Manage Django settings with Pydantic - Part 1

Photo by Matt Artz on Unsplash

Manage Django settings with Pydantic - Part 1

without breaking your app

When our django project grows, we generally have to manage more and more settings: databases, security, cache, mails… And it quickly becomes a mess, scrolling hundreds of lines to change the CSRF header.

In this series of articles, we will see how to use pydantic to manage django settings. It will help us to better handle scaling issues while making our codebase far cleaner (yes we love python hacks that do what the framework does not allow natively). The main point here is that we will not modify files other than settings.py, so we won't break our apps!

This first article deals with the basic integration of pydantic inside a django app.

Off-the-shelf solution

If, like me, you really want to use pydantic inside your django app, the first option you have, is to install a third-party package like django-pydantic-settings. The main drawback is that you have to modify the manage.py and wsgi.py files. For me, this is not a good practice to start breaking the framework.

But why do we need to modify these files? In the django world, we call module variables

from django.conf import settings

option = settings.MY_OPTION

Unfortunately pydantic manages very well settings... through a dedicated python class instead (BaseSettings)!

from pydantic import BaseSettings

class Settings(BaseSettings):
    auth_key: str
    api_key: str = Field(..., env='my_api_key')
    # other settings...

Turning an object into a module

Not to break either django or pydantic, the trick is to fake the module variables. Let us define a minimal settings module:

# settings.py

DEBUG = True

Here the app can basically access settings.DEBUG, but actually we can hook this access through the __getattr__ python builtin function:

# settings.py
from typing import Any

def __getattr__(name: str) -> Any:
    if name == "DEBUG":
        return True

If you restart the app, an error raises: CommandError: You must set settings.ALLOWED_HOSTS if DEBUG is False. Weird, because DEBUG is well set to True.
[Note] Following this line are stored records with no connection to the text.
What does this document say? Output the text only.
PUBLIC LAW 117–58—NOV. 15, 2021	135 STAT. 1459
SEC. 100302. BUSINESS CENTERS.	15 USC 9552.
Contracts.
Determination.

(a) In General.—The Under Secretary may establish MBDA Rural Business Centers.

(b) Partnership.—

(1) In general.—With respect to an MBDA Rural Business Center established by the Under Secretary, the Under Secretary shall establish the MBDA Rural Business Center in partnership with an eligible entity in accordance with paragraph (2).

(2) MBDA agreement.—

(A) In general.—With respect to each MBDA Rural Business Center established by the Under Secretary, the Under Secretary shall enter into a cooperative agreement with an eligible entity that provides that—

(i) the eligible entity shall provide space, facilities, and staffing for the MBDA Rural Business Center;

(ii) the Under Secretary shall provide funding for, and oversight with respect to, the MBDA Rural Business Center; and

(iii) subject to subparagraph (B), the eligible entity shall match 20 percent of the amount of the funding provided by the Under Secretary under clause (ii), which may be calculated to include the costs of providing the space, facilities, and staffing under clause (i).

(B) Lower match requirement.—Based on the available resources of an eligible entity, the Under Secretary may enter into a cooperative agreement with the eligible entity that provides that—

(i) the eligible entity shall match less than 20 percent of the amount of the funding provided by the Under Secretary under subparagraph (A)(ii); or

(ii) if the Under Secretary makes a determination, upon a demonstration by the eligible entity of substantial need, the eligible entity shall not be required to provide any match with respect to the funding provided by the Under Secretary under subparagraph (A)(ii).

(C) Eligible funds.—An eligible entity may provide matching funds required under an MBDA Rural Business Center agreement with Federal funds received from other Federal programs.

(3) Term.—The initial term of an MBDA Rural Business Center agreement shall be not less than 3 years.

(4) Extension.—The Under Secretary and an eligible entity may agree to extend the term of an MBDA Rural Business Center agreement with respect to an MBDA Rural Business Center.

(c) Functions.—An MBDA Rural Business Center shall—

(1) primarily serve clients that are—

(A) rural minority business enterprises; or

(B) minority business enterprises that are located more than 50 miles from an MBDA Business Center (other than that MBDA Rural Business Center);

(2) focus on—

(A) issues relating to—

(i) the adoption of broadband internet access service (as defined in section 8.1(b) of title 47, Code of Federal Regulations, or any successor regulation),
This issue comes from the internal workings of the framework: django does not see any DEBUG variable inside the module, so it assumes it is False and then complains because other attributes are not set... So we need to fake the variable listing. How? Once again with a builtin function: __dir__.

# settings.py
from typing import Any, List

def __dir__() -> List[str]:
    return ["DEBUG"]

def __getattr__(name: str) -> Any:
    if name == "DEBUG":
        return True

\o/ Now it starts perfectly!

Pydantic, your turn!

Henceforth, we know how to hook settings access, so we just have to redirect them to a pydantic BaseSettings object. In particular, we must use its dictionary representation to coerce the access into being coherent with the framework (nested settings are generally structured through dict).

# settings.py
from typing import Any, List
from pydantic import BaseSettings

class DjangoSettings(BaseSettings):
    """Manage all the project settings"""
    DEBUG: bool = True
    TIME_ZONE: str = "Europe/Paris"
    ALLOWED_HOSTS: List[str] = []

_settings = DjangoSettings() # settings 
_settings_dict = _settings.dict() # dict representation

def __dir__() -> List[str]:
    """The list of available options are retrieved from 
    the dict view of our DjangoSettings object.
    """
    return list(_settings_dict.keys())

def __getattr__(name: str) -> Any:
    """Turn the module access into a DjangoSettings access"""
    return _settings_dict[name]

Now we have a good setup to use all the power of pydantic.